Once it was a done deal, I was sent to have a PICC line inserted into my arm so I wouldn’t need a new IV inserted every time I needed blood drawn, fluids, medication, or chemo drugs. With my left arm held as still as possible in front of two focused nurses dressed in brightly colored scrubs and my right hand tightly enlacing that of Michael, a father-figure to me, I stared into his eyes.“Maddie, focus. Picture yourself riding.” The horse I chose was Benny, a black gelding that I had ridden English, and I began counting, “one, two, one, two,” and mentally posting the rhythm of his long-strided trot.
When the nurses declared that they were done, I opened my eyes to see the faces of six people staring at me, released my death-grip on Michael’s hand, and took a deep breath before gazing down at the inside of my left elbow to find a thin white tube extending halfway down my forearm. I watched the nurse push a syringe of liquid into the tube and licked my lips as the taste of metal overpowered my empty mouth. “It’s just saline,” one nurse responded.
Once the nurses had left, the waiting game began. Teri, my mom, and I watched TV and chatted while waiting for my chemo concoction to be mixed and arrive.

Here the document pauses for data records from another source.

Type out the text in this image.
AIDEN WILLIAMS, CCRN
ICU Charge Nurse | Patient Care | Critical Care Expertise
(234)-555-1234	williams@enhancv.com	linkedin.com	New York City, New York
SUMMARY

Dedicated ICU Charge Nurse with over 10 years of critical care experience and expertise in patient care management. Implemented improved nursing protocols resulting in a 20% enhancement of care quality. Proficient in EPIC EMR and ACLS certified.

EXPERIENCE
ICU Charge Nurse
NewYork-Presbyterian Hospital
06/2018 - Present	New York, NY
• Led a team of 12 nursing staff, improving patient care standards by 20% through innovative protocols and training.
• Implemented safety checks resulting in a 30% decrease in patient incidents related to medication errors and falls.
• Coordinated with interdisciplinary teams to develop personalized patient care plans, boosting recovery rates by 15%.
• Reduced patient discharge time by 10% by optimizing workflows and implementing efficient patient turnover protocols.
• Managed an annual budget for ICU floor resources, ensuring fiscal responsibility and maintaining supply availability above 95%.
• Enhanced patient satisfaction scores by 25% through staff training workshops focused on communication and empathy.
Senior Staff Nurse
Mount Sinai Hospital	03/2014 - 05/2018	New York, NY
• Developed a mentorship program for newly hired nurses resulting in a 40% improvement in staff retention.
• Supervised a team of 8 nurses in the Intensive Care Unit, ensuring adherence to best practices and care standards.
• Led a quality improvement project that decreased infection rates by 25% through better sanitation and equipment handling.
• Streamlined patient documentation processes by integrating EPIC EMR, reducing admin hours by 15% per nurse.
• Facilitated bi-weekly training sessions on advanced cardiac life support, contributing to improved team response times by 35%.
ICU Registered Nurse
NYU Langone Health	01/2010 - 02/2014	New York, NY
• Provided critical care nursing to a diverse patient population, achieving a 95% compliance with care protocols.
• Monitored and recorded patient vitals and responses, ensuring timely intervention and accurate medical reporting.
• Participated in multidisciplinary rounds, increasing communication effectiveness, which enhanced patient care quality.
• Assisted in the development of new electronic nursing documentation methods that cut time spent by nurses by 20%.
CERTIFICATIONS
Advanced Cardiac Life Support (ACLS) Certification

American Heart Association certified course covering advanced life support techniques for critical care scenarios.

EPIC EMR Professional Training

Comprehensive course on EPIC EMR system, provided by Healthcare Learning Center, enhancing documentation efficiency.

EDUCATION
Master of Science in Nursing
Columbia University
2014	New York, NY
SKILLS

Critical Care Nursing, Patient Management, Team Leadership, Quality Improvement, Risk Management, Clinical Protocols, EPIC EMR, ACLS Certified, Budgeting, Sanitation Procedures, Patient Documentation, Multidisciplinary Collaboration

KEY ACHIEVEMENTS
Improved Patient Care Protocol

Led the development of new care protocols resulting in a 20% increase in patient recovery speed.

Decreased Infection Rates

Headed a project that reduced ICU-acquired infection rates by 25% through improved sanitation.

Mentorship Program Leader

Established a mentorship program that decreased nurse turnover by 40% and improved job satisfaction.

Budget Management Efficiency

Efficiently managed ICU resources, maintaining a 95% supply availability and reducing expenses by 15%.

Once I was fully hydrated and the potion had brewed, the nurse came in wearing a full blue gown with thick rubber gloves as she carried a clear bag over to the IV pole like a hot potato that she was afraid to drop. She looked like someone from the movie “Outbreak” and I was monkey who was infected. After two hours of playing cards, I watched the last bit of liquid empty out of the bag, flow through the translucent tube, and knew that its final destination was into my body. When it finally disappeared, the shrill, “beep, beep, beep” sound of the IV machine began to ring and I hit the “nurse call” button signaling that it was done. That piercing sound is enough to awake even my brother from a dead sleep.
“That’s it?” I questioned as the nurse entered the room. “Yup, that’s it,” she declared. I guess I had expected fireworks to explode halfway through or something significant to happen.
Following the Oxilaplatin were two 22-hour infusions of Leukovorin to flush my system of chemotherapy toxins. When I could no longer fight the anti-nausea drugs, that I was told would make me drowsy and loopy, I called out to Teri before she left, “I love you, Teri!” before drifting off into a medicine-induced sleep that lasted on and off for the next two days. My routine fell into a pattern of waking up, finding something potentially palatable off the hospital menu, taking morning meds, sleeping, waking up every so often for more meds, sleeping, watching TV, and sleeping some more.
Every so often, a spell of nausea would awaken me. All it took was a brief announcement to the nurse on call. “I feel like I’m going to throw up.” Before I could finish the sentence, a nurse was running through the door with a bucket in hand.
The simple task of washing my hands posed problems. The tepid water sent a tingling sensation through my arms as a result of cold neuropathies, and the stench of hospital soap on freshly cleaned hands would linger in the air for hours.
By 9:00 Saturday night, my mom had scrambled around the room and had everything neatly packed and organized. When the final cry of the IV machine told us my fluid infusion was over, she joyfully leapt out of her seat and alerted the nurse that I was finished. Out of the HOT unit and onto the skywalk, my mom sprinted out the doors pushing me in a balloon-adorned wheelchair, and I paused to gaze out at the clear black night. We were finally going home.